On Wednesday afternoon a decision had to be made: to head for our originally intended destination of Malham Tarn (33 miles away) or to change plan based on the weather forecast and head for the seaside at Bridlington (90 miles away). Being 4pm by the time we got away, we opted to stick with Plan A and in the pitch dark some tiny lanes were negotiated to find ourselves a nice level parking spot with some unexpectedly good amenities (127 TV channels and 3G phone signal).
Peeking out of the blinds on Thursday morning to find that we were sitting within a mizzling cloud, I realised we had erred in our choice and should have listened to the almost unanimous opinions of various friends on Facebook, all bar one of whom had voted for Bridlington. Not to be defeated, we put all thoughts of ice creams and donkey rides out of our heads, killed some time drinking coffee and eating pastries, then set out on our intended walk, over Malham Lings, past Outside and around the Tarn.
The coffee and pastries interlude had allowed the cloud to lift a little, so we did have some limited views as we set out:
Cows, Colin, Cloud and Malham Tarn
Twenty minutes later we were back in the cloud and there we stayed for the rest of our 6.5-mile circuit, meaning that there’s very little I can say about it. We did regain a tiny bit of visibility when we dropped back down to Malham Tarn:
Another walk was pencilled in for today (Friday 27 November), and I got as far as putting my walking trousers on ready to set off. Then it started to rain, causing quite a harrumph, as today’s weather forecast was the best of the week and (last I saw) should have been fine and dry. “I’m not going out in that!” I declared, not just because I’m turning into a fair weather walker, but more because I can’t wear my contact lenses at the moment and I really can’t abide rain on my glasses.
So, we headed to Harrogate instead where the sun wasn’t shining either, but it was dry as we enjoyed a walk around the town. We must go back sometime and explore further. Tomorrow’s forecast is truly dreadful, but hopefully we’ll find the mettle to brave the wet for a stroll around Knaresborough*.

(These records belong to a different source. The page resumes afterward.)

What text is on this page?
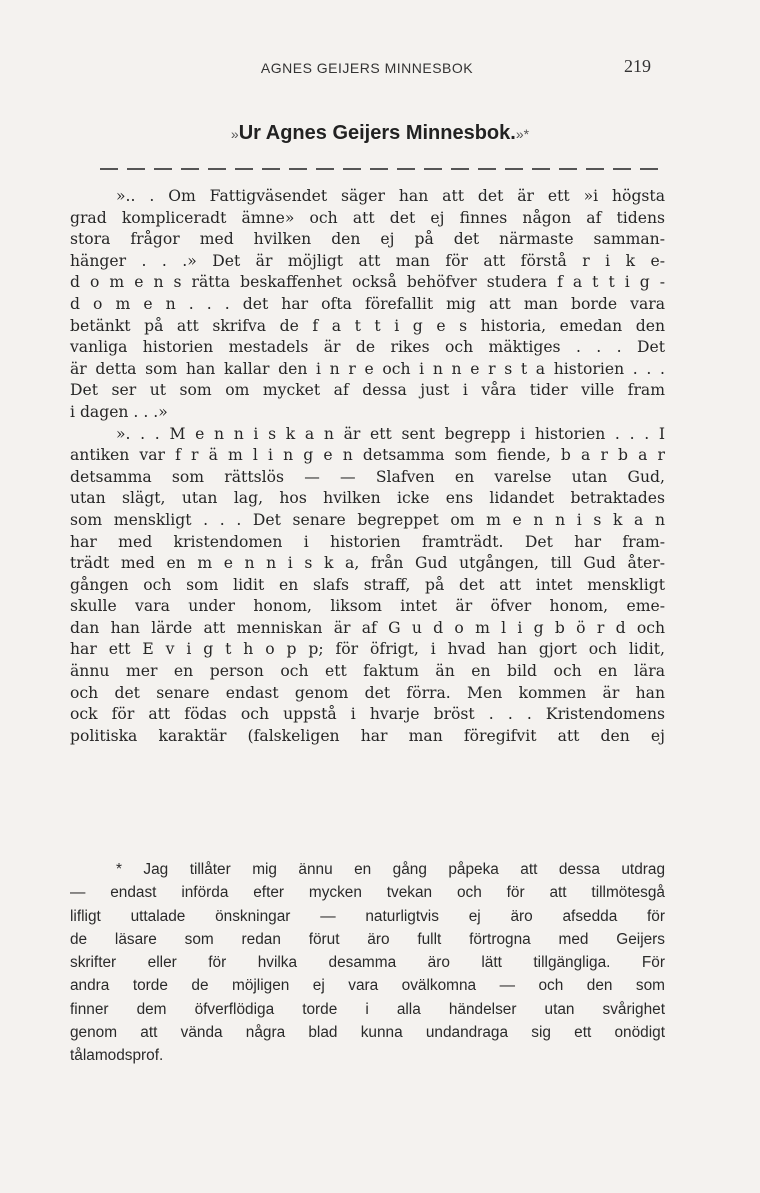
AGNES GEIJERS MINNESBOK	219
»Ur Agnes Geijers Minnesbok.»*
».. . Om Fattigväsendet säger han att det är ett »i högsta
grad kompliceradt ämne» och att det ej finnes någon af tidens
stora frågor med hvilken den ej på det närmaste samman-
hänger . . .» Det är möjligt att man för att förstå r i k e-
d o m e n s rätta beskaffenhet också behöfver studera f a t t i g -
d o m e n . . . det har ofta förefallit mig att man borde vara
betänkt på att skrifva de f a t t i g e s historia, emedan den
vanliga historien mestadels är de rikes och mäktiges . . . Det
är detta som han kallar den i n r e och i n n e r s t a historien . . .
Det ser ut som om mycket af dessa just i våra tider ville fram
i dagen . . .»
». . . M e n n i s k a n är ett sent begrepp i historien . . . I
antiken var f r ä m l i n g e n detsamma som fiende, b a r b a r
detsamma som rättslös — — Slafven en varelse utan Gud,
utan slägt, utan lag, hos hvilken icke ens lidandet betraktades
som menskligt . . . Det senare begreppet om m e n n i s k a n
har med kristendomen i historien framträdt. Det har fram-
trädt med en m e n n i s k a, från Gud utgången, till Gud åter-
gången och som lidit en slafs straff, på det att intet menskligt
skulle vara under honom, liksom intet är öfver honom, eme-
dan han lärde att menniskan är af G u d o m l i g b ö r d och
har ett E v i g t h o p p; för öfrigt, i hvad han gjort och lidit,
ännu mer en person och ett faktum än en bild och en lära
och det senare endast genom det förra. Men kommen är han
ock för att födas och uppstå i hvarje bröst . . . Kristendomens
politiska karaktär (falskeligen har man föregifvit att den ej
* Jag tillåter mig ännu en gång påpeka att dessa utdrag
— endast införda efter mycken tvekan och för att tillmötesgå
lifligt uttalade önskningar — naturligtvis ej äro afsedda för
de läsare som redan förut äro fullt förtrogna med Geijers
skrifter eller för hvilka desamma äro lätt tillgängliga. För
andra torde de möjligen ej vara ovälkomna — och den som
finner dem öfverflödiga torde i alla händelser utan svårighet
genom att vända några blad kunna undandraga sig ett onödigt
tålamodsprof.
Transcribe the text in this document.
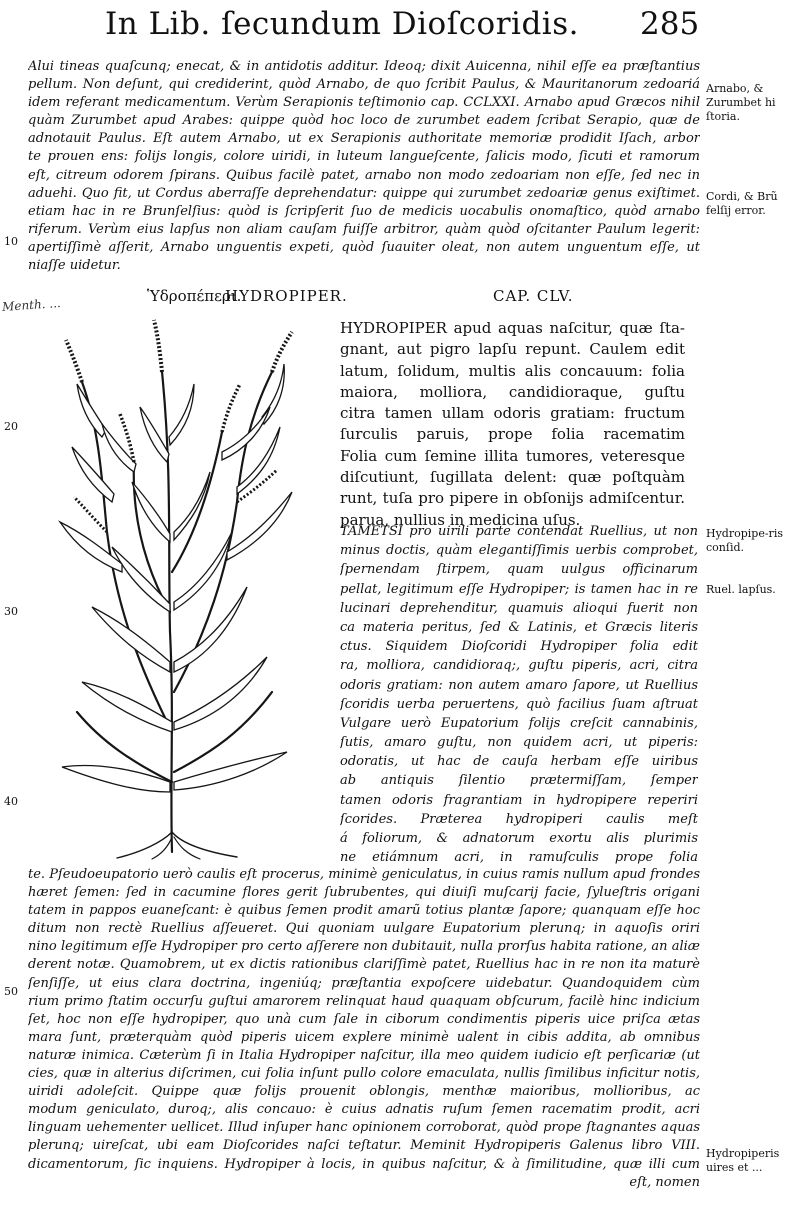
In Lib. ſecundum Dioſcoridis. 285
Alui tineas quaſcunq; enecat, & in antidotis additur. Ideoq; dixit Auicenna, nihil eſſe ea præſtantius
pellum. Non deſunt, qui crediderint, quòd Arnabo, de quo ſcribit Paulus, & Mauritanorum zedoariá
idem referant medicamentum. Verùm Serapionis teſtimonio cap. CCLXXI. Arnabo apud Græcos nihil
quàm Zurumbet apud Arabes: quippe quòd hoc loco de zurumbet eadem ſcribat Serapio, quæ de
adnotauit Paulus. Eſt autem Arnabo, ut ex Serapionis authoritate memoriæ prodidit Iſach, arbor
te prouen ens: folijs longis, colore uiridi, in luteum langueſcente, ſalicis modo, ſicuti et ramorum
eſt, citreum odorem ſpirans. Quibus facilè patet, arnabo non modo zedoariam non eſſe, ſed nec in
aduehi. Quo fit, ut Cordus aberraſſe deprehendatur: quippe qui zurumbet zedoariæ genus exiſtimet.
etiam hac in re Brunſelſius: quòd is ſcripſerit ſuo de medicis uocabulis onomaſtico, quòd arnabo
riferum. Verùm eius lapſus non aliam cauſam fuiſſe arbitror, quàm quòd oſcitanter Paulum legerit:
apertiſſimè aſſerit, Arnabo unguentis expeti, quòd ſuauiter oleat, non autem unguentum eſſe, ut
niaſſe uidetur.
Arnabo, & Zurumbet hi ſtoria.
Cordi, & Brũ felſij error.
Hydropipe-ris conſid.
Ruel. lapſus.
Hydropiperis uires et ...
10
20
30
40
50
Menth. ...	Ὑδροπέπερι.
HYDROPIPER.	CAP. CLV.
HYDROPIPER apud aquas naſcitur, quæ ſta-
gnant, aut pigro lapſu repunt. Caulem edit
latum, ſolidum, multis alis concauum: folia
maiora, molliora, candidioraque, guſtu
citra tamen ullam odoris gratiam: fructum
ſurculis paruis, prope folia racematim
Folia cum ſemine illita tumores, veteresque
diſcutiunt, ſugillata delent: quæ poſtquàm
runt, tuſa pro pipere in obſonijs admiſcentur.
parua, nullius in medicina uſus.
TAMETSI pro uirili parte contendat Ruellius, ut non
minus doctis, quàm elegantiſſimis uerbis comprobet,
ſpernendam ſtirpem, quam uulgus officinarum
pellat, legitimum eſſe Hydropiper; is tamen hac in re
lucinari deprehenditur, quamuis alioqui fuerit non
ca materia peritus, ſed & Latinis, et Græcis literis
ctus. Siquidem Dioſcoridi Hydropiper folia edit
ra, molliora, candidioraq;, guſtu piperis, acri, citra
odoris gratiam: non autem amaro ſapore, ut Ruellius
ſcoridis uerba peruertens, quò facilius ſuam aſtruat
Vulgare uerò Eupatorium folijs creſcit cannabinis,
ſutis, amaro guſtu, non quidem acri, ut piperis:
odoratis, ut hac de cauſa herbam eſſe uiribus
ab antiquis ſilentio prætermiſſam, ſemper
tamen odoris fragrantiam in hydropipere reperiri
ſcorides. Præterea hydropiperi caulis meſt
á foliorum, & adnatorum exortu alis plurimis
ne etiámnum acri, in ramuſculis prope folia
te. Pſeudoeupatorio uerò caulis eſt procerus, minimè geniculatus, in cuius ramis nullum apud frondes
hæret ſemen: ſed in cacumine flores gerit ſubrubentes, qui diuiſi muſcarij facie, ſylueſtris origani
tatem in pappos euaneſcant: è quibus ſemen prodit amarũ totius plantæ ſapore; quanquam eſſe hoc
ditum non rectè Ruellius aſſeueret. Qui quoniam uulgare Eupatorium plerunq; in aquoſis oriri
nino legitimum eſſe Hydropiper pro certo aſſerere non dubitauit, nulla prorſus habita ratione, an aliæ
derent notæ. Quamobrem, ut ex dictis rationibus clariſſimè patet, Ruellius hac in re non ita maturè
ſenſiſſe, ut eius clara doctrina, ingeniúq; præſtantia expoſcere uidebatur. Quandoquidem cùm
rium primo ſtatim occurſu guſtui amarorem relinquat haud quaquam obſcurum, facilè hinc indicium
ſet, hoc non eſſe hydropiper, quo unà cum ſale in ciborum condimentis piperis uice priſca ætas
mara ſunt, præterquàm quòd piperis uicem explere minimè ualent in cibis addita, ab omnibus
naturæ inimica. Cæterùm ſi in Italia Hydropiper naſcitur, illa meo quidem iudicio eſt perſicariæ (ut
cies, quæ in alterius diſcrimen, cui folia inſunt pullo colore emaculata, nullis ſimilibus inficitur notis,
uiridi adoleſcit. Quippe quæ folijs prouenit oblongis, menthæ maioribus, mollioribus, ac
modum geniculato, duroq;, alis concauo: è cuius adnatis ruſum ſemen racematim prodit, acri
linguam uehementer uellicet. Illud inſuper hanc opinionem corroborat, quòd prope ſtagnantes aquas
plerunq; uireſcat, ubi eam Dioſcorides naſci teſtatur. Meminit Hydropiperis Galenus libro VIII.
dicamentorum, ſic inquiens. Hydropiper à locis, in quibus naſcitur, & à ſimilitudine, quæ illi cum
eſt, nomen
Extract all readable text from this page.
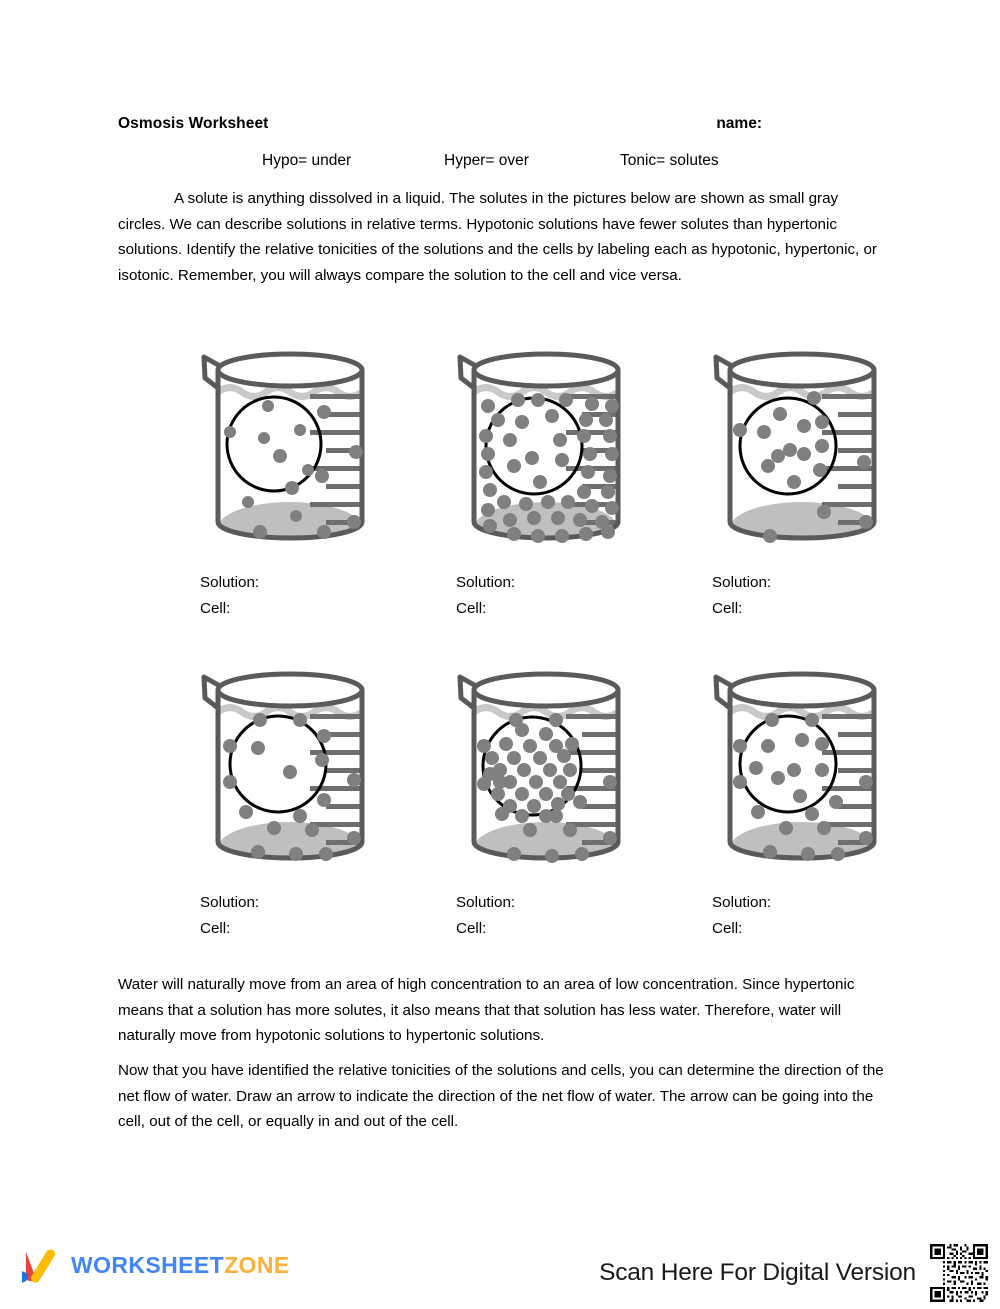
Osmosis Worksheet	name:
Hypo= under	Hyper= over	Tonic= solutes
A solute is anything dissolved in a liquid. The solutes in the pictures below are shown as small gray circles. We can describe solutions in relative terms. Hypotonic solutions have fewer solutes than hypertonic solutions. Identify the relative tonicities of the solutions and the cells by labeling each as hypotonic, hypertonic, or isotonic. Remember, you will always compare the solution to the cell and vice versa.
Solution:
Cell:
Solution:
Cell:
Solution:
Cell:
Solution:
Cell:
Solution:
Cell:
Solution:
Cell:
Water will naturally move from an area of high concentration to an area of low concentration. Since hypertonic means that a solution has more solutes, it also means that that solution has less water. Therefore, water will naturally move from hypotonic solutions to hypertonic solutions.
Now that you have identified the relative tonicities of the solutions and cells, you can determine the direction of the net flow of water. Draw an arrow to indicate the direction of the net flow of water. The arrow can be going into the cell, out of the cell, or equally in and out of the cell.
WORKSHEETZONE	Scan Here For Digital Version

(*When Mick was a lad in ‘Alifax he had a car draw up next to him and the American occupants asked him for directions to a place they pronounced as Kuh-nah-res-buh-ruff. Mick was perplexed until finally they showed him the name in writing, whereupon he realised they were seeking Knaresborough. It was because of that short encounter all of those years ago that, in our house, Knaresborough is known as Kuh-nah-res-buh-ruff. I overheard some teenagers talking about the place today and it took me a few moments to remember that their pronunciation of the name was the correct one!)